I felt taxed beyond belief, and recalled something I’d overheard once. I was doing a story for Spin and was on a chartered jet that was on the runway in Oslo, about to take off for Paris, with a rock star and her entourage. The publicist was saying that her sister was terrified of flying, and that at the end of every flight, she was exhausted from the pure exertion of keeping the plane in the air.

I would return to that notion again and again during that horrible time; when I was in meetings, or out with family, when friends came over to visit. Maybe at some boutique, trying on clothes and having to deal with a chatty shop girl. Really, just being in the world of human interaction, having to show up and exist. When you’re not depressed, all of this is as simple as breathing air. When you are, there is no greater trial, nothing more downright bone-wearying, than keeping the plane in the air.

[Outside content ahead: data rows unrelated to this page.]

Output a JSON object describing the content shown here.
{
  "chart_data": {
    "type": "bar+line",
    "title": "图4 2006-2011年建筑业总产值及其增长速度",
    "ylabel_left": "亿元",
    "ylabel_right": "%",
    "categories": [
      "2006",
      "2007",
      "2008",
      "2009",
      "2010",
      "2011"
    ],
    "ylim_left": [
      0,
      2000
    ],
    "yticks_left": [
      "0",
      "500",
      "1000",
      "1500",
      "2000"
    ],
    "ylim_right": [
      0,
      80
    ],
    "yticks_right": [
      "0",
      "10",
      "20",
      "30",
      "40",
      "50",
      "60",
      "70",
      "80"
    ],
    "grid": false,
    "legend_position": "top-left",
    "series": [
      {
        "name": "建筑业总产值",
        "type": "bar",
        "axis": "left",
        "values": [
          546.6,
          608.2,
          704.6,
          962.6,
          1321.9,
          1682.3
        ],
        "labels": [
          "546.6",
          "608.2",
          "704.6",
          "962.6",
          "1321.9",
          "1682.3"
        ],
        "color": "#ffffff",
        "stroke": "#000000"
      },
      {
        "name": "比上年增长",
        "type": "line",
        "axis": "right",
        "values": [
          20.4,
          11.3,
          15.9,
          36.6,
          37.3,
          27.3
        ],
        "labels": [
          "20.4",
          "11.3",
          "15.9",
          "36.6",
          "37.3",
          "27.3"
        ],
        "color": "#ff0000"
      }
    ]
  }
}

The next day, when I arrived at work, the Post was waiting for me along with all of the local papers, stacked neatly on my desk. I flipped right to Keith Kelly’s column, saw the layout they did every year of the seating chart, with my disembodied head floating on the page right next to Si’s, and skipped ahead to the accompanying copy, which read: “Few were surprised to see Lucky editor-in-chief Kim France at Si’s left hand.” I read it again. I couldn’t ask for much better than this, and in truth I wasn’t displeased. Here, in print, was hard evidence that I had succeeded  —  at something big, even. But as for the feeling of outsize triumph I might have expected myself to experience, that eluded me entirely. Instead, I felt a huge emptiness, one that I would refuse for years to acknowledge had anything to do with the job itself. Being the editor of a fashion magazine was never my dream, and it’s the type of job that should only belong to somebody who’s never wanted anything else. I wished, not for the first time, that this was all happening to somebody else  —  not quite realizing that that wish, too, would come true soon enough.